Hasta hace poco no he tenido un smartphone, lo he comprado sobre todo para comunicarme con una de mis hijas y también porque me he dicho que un profesor de comunicación no puede andar por ahí sin usar lo que utiliza casi toda la gente que le rodea (bueno, toda). Durante el primer trimestre de […]
Hasta hace poco no he tenido un smartphone, lo he comprado sobre todo para comunicarme con una de mis hijas y también porque me he dicho que un profesor de comunicación no puede andar por ahí sin usar lo que utiliza casi toda la gente que le rodea (bueno, toda).
Durante el primer trimestre de este año me matriculé en un curso especializado en comunicación integral organizado por una importante entidad financiera. Fue muy divertido porque pude comprobar de nuevo lo tarambana que se ha vuelto el mundo de los negocios, copiando a los Estados Unidos al milímetro y como considero que este país contiene en sí mismo una grave patología social, el resultado es que todo el planeta se ha vuelto patológico.
En ese curso de comunicación integral apareció un profesor poseído por lo que en el año 2000 llamé «El éxtasis cibernético» -título de uno de mis libros, un texto memorable, por otra parte- y, mientras explicaba algo, preguntó que cuántos de nosotros usábamos smarphones y, antes de que pudiéramos responder, uno de la primera fila le dijo convencido y en plan portavoz de la clase: «¡Todos!». Entonces yo me callé por vergüenza, lo confieso, aunque si me lo hubiera preguntado directamente le hubiera mostrado mi artilugio antediluviano que me daba el avío perfectamente.
Pero la anécdota me hizo pensar de nuevo y entre mi hija -motivo principal- y eso de ver qué hacía el personal con aquel adminículo, meses después me compré el cacharro. Y estoy encantado, es decir, el chisme me está poseyendo, me tiene como cuando los tres niños de Fátima vieron a la Virgen o como cuando un niño ve delante suya a Cristiano Ronaldo o un capillita a la Macarena que viene a ser lo mismo.

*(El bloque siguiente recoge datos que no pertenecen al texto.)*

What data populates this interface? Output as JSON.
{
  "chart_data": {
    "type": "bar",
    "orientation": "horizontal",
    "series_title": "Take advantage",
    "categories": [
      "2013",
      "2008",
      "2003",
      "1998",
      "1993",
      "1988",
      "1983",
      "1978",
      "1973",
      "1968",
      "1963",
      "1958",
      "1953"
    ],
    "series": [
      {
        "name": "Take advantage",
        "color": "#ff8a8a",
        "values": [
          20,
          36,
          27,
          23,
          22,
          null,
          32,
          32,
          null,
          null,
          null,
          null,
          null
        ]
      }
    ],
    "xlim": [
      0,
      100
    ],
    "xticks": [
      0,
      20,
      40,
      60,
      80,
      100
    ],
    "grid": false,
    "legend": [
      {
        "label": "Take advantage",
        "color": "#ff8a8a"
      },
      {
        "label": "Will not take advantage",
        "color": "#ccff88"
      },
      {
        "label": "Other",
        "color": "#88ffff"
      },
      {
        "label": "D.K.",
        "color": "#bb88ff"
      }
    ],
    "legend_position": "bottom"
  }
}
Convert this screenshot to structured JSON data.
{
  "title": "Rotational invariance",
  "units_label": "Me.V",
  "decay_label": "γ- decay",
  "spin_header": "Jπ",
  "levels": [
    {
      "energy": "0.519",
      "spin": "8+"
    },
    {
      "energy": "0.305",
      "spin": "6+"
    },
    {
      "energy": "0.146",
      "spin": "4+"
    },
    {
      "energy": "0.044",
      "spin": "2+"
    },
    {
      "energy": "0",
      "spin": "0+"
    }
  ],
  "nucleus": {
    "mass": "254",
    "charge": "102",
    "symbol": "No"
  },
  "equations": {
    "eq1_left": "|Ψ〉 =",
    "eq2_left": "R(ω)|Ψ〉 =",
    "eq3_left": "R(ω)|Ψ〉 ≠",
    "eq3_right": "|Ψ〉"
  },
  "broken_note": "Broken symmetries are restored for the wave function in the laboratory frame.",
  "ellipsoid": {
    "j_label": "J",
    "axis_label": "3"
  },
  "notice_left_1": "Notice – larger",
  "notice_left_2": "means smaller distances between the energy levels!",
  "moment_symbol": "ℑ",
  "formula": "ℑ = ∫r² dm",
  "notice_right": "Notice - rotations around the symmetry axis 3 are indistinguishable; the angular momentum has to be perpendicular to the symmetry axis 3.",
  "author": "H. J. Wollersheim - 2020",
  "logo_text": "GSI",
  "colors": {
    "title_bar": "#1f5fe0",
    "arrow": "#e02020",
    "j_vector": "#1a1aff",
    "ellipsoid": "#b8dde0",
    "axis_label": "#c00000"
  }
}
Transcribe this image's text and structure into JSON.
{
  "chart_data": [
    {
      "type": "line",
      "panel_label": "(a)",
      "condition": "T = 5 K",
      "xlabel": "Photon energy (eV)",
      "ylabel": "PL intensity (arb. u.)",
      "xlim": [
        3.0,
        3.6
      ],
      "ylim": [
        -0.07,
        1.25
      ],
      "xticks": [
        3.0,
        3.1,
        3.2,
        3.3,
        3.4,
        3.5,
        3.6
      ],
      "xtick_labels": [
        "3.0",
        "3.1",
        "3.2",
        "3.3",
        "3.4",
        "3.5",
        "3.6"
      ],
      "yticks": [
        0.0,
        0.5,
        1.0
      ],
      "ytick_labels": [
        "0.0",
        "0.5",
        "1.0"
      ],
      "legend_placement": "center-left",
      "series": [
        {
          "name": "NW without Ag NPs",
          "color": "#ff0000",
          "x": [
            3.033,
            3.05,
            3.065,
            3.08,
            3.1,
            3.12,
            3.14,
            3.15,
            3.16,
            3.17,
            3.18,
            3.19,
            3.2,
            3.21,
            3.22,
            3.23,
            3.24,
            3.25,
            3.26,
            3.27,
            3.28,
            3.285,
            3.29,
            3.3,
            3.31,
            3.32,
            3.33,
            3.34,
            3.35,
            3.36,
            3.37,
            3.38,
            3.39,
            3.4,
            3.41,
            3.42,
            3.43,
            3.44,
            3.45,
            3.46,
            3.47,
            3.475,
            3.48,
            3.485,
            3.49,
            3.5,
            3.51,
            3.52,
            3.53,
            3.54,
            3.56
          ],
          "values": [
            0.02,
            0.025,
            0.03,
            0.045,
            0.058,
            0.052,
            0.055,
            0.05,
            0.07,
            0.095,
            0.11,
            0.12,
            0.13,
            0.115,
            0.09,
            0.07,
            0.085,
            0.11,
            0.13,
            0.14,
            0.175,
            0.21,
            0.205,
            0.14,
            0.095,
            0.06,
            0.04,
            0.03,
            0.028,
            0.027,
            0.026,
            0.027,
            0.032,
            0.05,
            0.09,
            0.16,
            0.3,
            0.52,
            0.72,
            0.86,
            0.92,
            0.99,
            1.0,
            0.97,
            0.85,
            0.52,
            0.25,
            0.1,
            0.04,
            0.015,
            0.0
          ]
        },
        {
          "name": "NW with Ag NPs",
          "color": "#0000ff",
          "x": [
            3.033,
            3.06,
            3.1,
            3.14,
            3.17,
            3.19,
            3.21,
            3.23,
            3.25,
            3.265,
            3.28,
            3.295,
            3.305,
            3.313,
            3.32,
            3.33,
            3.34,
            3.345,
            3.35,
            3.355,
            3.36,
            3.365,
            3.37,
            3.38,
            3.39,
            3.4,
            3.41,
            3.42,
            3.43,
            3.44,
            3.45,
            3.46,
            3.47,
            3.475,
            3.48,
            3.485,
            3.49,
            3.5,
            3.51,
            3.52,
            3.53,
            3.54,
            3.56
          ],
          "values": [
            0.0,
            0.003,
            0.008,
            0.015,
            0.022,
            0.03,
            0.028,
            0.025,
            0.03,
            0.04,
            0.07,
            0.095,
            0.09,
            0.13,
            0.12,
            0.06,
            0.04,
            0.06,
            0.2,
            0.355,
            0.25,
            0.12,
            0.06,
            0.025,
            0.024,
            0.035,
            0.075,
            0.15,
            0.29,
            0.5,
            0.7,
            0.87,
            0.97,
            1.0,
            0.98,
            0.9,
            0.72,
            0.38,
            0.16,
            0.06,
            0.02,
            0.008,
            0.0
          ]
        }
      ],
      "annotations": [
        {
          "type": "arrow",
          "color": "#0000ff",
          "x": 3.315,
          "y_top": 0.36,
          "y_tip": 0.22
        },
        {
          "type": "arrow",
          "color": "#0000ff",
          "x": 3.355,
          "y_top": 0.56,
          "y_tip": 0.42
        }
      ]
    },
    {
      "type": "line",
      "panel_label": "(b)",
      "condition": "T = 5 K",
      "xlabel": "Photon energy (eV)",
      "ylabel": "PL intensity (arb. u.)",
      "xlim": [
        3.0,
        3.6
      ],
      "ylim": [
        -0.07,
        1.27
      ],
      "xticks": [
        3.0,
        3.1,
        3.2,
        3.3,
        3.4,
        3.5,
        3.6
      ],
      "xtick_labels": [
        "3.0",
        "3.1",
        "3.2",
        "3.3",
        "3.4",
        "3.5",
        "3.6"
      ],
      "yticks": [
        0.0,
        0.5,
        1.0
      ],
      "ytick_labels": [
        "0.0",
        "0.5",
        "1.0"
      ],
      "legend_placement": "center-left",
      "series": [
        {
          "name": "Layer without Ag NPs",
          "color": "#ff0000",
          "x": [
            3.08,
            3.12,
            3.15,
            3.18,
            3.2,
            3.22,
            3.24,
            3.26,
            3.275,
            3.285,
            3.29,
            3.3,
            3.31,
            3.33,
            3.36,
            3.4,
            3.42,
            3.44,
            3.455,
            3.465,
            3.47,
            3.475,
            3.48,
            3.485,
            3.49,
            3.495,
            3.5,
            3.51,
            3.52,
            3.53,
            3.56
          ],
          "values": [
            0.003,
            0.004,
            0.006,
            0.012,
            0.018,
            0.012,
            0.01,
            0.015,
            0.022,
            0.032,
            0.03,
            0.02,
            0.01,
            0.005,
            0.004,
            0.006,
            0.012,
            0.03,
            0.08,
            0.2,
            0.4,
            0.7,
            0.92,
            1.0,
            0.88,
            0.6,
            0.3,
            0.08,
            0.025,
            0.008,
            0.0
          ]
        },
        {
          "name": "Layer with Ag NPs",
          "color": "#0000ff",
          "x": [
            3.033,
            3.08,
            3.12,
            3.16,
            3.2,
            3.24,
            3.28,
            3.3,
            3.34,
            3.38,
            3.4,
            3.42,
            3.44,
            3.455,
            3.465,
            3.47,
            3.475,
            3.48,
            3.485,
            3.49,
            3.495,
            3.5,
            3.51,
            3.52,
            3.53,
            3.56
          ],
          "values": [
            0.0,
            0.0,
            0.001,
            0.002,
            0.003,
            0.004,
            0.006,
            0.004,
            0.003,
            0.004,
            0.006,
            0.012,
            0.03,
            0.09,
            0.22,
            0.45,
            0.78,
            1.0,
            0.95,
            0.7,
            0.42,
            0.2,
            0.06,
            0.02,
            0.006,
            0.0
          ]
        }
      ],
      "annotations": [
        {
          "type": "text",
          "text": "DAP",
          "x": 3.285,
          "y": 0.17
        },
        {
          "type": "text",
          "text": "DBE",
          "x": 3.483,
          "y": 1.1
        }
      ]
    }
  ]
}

Con el smartphone he ganado una hija y he ganado en empirismo porque me doy cuenta -tanto en propia piel como en la ajena- de lo bueno y lo malo: lo bueno, la inmediatez, hacer aquello que siempre hemos soñado cuando veíamos a los magos con las varitas mágicas. Lo malo, un cuelgue considerable y la prueba evidente de por qué muchos de mis alumnos no tienen ni puta idea de cómo funciona el mundo ni de cómo se ha formado aunque tengan delante de sus ojos la posibilidad de saberlo con sólo apretar unas letritas y unos iconos.
Los jóvenes están casi totalmente «colgados» de esa pantallita, sea más grande o más pequeña. Y sus padres. Y los adultos divorciados y las adultas divorciadas y los casados que inhiben sus deseos de infidelidad a través del whatssapp y otras redes. Y la gente «politizada» que pretende cambiar el mundo con lo que el Poder le ha facilitado para cambiarlos a ellos y tenerlos a su merced. Casi nadie la utiliza para conocer sino para comunicarse o llevar a cabo ceremonias de apareamiento, «subir» fotitos, decir miles de millones de pamplinas o jugar a ser periodista enviando a los demás «crónicas» sobre lo que se está viviendo en un momento dado con lo cual no se vive realmente ese momento sino que se proyecta y se vive a través del otro. Son ejercicios de vanidad, es la sociedad del instantaneísmo y los 144 caracteres.
Lo dicho, estoy subyugado con el artefacto porque es eso, arte-facto, un acto de creación artística. Más contentos tienen que estar los servicios secretos de todo el mundo. Les hemos ahorrado muchas horas de trabajo. Ahora somos como las babosas que van dejando su rastro por donde reptan. Pero babosas con pedigrí. Y ya no puedo seguir escribiendo, lo siento, me ha llegado un guasa y debo responderlo porque, si no, qué van a pensar de mí, saben que estoy conectado, que lo he leído, lo saben todo. ¡Hasta otra!